Hampir putus asa. Bahkan saya pikir artikel ini tidak terselamatkan. Namun dari buah pena saya dahulu, lucu sekali. Lalu saya susuri kalimat lama, membacanya mantab lantas tertawa membaca tulisan lama itu, seperti diceritakan masa lalu saya oleh diri saya lewat kata-kata yang lucu namun asik.

Apalagi membaca tulisan saya yang tidak karu-karuan itu, seakan-akan huruf-huruf itu mendobrak memaksa keluar dengan gerakan berantakan. Intinya senang-senang terheran lah!

Siapa sangka yang dibeci berbalik yang paling digemari. Wallahu alam.
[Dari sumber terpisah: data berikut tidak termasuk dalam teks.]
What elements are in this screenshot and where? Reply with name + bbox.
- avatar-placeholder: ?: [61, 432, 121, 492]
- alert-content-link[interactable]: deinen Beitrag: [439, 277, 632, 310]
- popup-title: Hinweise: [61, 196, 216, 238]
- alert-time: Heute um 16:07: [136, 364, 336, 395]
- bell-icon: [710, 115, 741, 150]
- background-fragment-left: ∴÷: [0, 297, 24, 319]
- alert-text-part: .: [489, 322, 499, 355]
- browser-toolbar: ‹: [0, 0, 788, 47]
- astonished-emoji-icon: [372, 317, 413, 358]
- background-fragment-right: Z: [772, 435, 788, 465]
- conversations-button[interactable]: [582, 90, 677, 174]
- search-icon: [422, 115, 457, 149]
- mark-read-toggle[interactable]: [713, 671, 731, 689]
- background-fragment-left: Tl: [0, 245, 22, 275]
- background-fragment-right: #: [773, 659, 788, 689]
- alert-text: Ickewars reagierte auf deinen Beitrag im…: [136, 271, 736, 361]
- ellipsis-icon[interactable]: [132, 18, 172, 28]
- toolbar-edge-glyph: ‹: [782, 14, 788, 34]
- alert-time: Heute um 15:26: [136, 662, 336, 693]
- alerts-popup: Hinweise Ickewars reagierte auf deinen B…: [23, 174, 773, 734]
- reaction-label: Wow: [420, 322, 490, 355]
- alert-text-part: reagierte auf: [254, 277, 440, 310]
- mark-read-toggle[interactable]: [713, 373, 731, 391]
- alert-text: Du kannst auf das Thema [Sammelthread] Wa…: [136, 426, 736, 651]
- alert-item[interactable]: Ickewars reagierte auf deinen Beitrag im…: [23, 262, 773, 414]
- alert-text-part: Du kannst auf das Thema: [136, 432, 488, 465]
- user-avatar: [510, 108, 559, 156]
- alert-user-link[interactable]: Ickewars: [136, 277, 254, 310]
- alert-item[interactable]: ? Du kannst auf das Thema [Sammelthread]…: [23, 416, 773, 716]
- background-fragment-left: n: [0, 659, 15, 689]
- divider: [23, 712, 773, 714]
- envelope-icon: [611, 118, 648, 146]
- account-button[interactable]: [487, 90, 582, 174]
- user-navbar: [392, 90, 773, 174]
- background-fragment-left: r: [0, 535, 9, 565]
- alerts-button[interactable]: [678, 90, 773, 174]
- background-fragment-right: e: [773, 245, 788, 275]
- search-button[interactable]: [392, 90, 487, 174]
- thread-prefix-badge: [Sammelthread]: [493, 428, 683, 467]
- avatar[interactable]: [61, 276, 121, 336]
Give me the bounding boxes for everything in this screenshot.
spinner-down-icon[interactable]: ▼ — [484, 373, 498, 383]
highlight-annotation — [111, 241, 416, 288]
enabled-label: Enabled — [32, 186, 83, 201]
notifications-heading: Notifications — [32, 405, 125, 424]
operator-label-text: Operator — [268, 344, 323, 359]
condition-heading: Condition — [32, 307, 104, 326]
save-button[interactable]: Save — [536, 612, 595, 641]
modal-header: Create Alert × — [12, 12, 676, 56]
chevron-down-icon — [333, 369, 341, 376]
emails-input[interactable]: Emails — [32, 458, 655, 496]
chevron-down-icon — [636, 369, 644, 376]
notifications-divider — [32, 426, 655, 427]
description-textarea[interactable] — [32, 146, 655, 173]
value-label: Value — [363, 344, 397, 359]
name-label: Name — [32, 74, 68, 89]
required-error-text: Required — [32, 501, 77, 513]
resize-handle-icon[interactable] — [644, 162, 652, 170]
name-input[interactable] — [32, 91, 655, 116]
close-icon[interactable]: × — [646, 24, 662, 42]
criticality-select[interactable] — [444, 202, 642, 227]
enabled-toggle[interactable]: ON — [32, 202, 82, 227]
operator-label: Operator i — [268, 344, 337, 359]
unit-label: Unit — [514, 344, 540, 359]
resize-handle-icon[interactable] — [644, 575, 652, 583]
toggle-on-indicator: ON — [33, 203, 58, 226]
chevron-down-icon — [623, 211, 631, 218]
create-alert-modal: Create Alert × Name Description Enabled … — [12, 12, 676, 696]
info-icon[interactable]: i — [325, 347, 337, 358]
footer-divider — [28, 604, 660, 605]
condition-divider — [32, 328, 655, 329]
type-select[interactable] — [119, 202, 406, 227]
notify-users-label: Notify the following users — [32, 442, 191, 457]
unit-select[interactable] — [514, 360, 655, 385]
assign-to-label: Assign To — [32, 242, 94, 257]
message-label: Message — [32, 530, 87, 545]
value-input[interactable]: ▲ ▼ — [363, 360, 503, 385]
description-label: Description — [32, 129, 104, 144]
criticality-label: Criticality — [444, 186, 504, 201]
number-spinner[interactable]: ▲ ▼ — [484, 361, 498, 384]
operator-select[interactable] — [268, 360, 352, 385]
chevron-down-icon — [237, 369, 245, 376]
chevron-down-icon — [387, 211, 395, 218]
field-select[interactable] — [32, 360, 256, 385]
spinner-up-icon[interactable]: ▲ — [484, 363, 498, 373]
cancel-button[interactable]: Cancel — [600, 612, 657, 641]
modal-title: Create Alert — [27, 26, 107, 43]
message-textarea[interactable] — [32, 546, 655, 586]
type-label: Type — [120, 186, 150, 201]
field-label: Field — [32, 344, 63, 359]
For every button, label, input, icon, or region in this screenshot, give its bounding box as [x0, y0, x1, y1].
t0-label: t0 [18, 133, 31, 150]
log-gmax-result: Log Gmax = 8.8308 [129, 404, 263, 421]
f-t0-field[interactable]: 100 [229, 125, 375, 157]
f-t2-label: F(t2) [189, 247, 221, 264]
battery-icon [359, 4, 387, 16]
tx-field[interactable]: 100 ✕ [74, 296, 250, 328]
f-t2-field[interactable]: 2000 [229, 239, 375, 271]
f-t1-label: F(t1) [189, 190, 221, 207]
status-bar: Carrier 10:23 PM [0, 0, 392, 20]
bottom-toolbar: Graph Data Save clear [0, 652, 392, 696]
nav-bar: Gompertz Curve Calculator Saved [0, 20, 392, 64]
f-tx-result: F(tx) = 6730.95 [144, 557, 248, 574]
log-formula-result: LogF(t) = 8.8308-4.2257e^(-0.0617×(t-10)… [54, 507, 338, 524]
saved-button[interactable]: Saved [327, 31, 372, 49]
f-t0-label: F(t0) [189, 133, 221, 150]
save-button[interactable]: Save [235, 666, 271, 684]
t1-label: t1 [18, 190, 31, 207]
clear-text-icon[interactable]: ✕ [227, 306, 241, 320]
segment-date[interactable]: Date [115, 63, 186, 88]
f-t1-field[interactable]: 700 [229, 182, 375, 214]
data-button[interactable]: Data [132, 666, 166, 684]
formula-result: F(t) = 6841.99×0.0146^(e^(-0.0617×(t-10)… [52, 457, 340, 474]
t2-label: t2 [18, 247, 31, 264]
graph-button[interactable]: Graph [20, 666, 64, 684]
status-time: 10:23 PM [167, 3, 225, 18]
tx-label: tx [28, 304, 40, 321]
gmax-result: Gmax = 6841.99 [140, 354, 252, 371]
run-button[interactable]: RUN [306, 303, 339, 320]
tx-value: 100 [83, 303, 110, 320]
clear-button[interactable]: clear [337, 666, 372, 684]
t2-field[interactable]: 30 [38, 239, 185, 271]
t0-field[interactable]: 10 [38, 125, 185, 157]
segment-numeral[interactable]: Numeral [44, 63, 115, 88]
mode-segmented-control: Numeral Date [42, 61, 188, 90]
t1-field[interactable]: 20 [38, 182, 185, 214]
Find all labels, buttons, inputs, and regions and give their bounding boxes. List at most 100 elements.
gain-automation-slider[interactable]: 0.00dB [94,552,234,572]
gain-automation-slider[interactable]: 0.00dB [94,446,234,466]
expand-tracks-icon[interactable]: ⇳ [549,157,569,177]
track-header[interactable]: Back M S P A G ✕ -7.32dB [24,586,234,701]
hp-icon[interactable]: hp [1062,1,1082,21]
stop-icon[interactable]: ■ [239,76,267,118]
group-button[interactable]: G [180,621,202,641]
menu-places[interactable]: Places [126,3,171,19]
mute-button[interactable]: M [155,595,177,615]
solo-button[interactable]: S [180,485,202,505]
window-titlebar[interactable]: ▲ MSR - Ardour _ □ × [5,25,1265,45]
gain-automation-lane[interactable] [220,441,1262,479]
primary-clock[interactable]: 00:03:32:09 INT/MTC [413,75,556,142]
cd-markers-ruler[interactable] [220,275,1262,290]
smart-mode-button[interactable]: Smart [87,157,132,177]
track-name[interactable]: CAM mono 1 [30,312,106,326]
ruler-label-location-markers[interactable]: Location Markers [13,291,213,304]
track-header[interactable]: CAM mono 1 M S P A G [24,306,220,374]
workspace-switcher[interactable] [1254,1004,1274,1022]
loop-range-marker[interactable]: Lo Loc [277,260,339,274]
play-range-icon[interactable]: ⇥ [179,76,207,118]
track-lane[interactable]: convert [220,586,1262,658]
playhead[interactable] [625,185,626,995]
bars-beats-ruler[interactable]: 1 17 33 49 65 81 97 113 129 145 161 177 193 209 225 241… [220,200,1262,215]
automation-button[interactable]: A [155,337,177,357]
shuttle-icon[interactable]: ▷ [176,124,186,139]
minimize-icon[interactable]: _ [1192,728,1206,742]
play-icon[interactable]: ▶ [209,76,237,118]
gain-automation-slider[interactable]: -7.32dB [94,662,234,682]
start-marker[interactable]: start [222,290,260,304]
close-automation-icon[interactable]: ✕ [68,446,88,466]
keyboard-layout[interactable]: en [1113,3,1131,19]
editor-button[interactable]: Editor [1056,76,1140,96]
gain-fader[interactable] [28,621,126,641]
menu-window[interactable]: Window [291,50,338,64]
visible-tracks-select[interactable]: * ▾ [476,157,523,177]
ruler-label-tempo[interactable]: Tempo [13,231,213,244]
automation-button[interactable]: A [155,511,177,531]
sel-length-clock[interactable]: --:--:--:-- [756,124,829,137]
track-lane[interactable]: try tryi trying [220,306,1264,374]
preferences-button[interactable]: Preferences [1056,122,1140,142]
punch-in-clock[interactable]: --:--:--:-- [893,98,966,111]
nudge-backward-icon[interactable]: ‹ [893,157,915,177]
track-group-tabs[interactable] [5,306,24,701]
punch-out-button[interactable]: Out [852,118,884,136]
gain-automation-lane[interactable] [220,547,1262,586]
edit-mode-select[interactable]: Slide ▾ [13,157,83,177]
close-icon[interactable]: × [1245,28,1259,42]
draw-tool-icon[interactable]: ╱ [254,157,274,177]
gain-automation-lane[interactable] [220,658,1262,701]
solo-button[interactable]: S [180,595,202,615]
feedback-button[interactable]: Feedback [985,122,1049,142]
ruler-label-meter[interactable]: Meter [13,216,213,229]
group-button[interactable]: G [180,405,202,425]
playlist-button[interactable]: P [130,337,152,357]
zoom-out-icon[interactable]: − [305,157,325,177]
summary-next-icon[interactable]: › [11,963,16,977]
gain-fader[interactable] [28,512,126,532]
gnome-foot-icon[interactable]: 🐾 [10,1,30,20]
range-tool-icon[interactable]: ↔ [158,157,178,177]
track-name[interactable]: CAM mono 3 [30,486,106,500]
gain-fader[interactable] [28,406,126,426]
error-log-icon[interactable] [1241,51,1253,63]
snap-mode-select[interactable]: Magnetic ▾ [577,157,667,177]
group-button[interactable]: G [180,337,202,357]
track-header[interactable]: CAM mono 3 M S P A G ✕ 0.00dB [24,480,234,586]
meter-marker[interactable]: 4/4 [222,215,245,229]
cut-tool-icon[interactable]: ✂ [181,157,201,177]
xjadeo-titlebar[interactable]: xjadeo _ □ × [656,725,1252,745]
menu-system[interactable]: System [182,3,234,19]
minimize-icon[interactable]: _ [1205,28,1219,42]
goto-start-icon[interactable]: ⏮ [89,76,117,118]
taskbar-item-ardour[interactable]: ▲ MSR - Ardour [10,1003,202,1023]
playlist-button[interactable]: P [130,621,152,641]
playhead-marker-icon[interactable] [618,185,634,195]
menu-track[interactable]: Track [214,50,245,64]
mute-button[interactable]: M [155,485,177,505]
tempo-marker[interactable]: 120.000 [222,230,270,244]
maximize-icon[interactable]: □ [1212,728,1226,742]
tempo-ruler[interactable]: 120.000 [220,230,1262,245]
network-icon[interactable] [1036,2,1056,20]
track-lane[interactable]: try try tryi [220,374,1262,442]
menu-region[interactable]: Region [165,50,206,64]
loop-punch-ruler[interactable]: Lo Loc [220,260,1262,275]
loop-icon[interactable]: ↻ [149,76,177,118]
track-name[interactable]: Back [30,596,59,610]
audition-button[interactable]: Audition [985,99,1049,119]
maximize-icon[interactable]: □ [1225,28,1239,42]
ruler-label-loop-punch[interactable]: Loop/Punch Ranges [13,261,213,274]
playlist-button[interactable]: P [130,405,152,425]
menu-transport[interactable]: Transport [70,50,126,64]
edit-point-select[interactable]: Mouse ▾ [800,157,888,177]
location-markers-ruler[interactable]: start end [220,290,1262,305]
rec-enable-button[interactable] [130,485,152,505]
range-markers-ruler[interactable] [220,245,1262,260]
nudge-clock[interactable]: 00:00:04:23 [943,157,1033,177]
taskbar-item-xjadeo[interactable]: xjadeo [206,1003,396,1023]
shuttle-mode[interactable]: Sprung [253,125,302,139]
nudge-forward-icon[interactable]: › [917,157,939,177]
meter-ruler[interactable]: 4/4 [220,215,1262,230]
ketika tertulis huruf yang susun menyusun, sambung menyambung, gabung menggabung, menciptakan makna, hayat, dan jejak yang semua ada namun terasa yang masih aku rasakan. Tulisan saya banyak alasan yang sedih, senang, sendu, ria, bahagia, gembira, marah, benci, sakit, busuk, pilu, baru, lama yang campur mengaduk menjadi satu yang utuh tapi mudah terurai bila mau. Tulisan saya tersusun dari bagan waktu demi waktu yang berjalan meninggalkan jejak-jejak yang entah itu jejak kenangan atau renungan.

Aku menulis halayak gitar yang dipetik dengan pelan dan lantang yang menggiring pemetiknya menciptakan nyanyian istana-istana pangeran dan putri yang jauh tidak terbayangkan merdunya.

Aku menulis menghadirkan senja yang senantiasa membakar langit-langit menjelma titik pusat rotasi yang senantiasa ditatap pasangan pria dan perempuan saat piringan merah itu perlahan tenggelam yang menggulung langit, pantai, dan dirinya menjadi bersatu dalam malam dan bintang.

Pada cat minyak dan kanvas, aku menulis dalam lukis dari bayangku, keringatku, usahaku, tarikan dan hembusan nafasku yang membentuk, mengurai, lantas menyatu warna-warni seperti cinta.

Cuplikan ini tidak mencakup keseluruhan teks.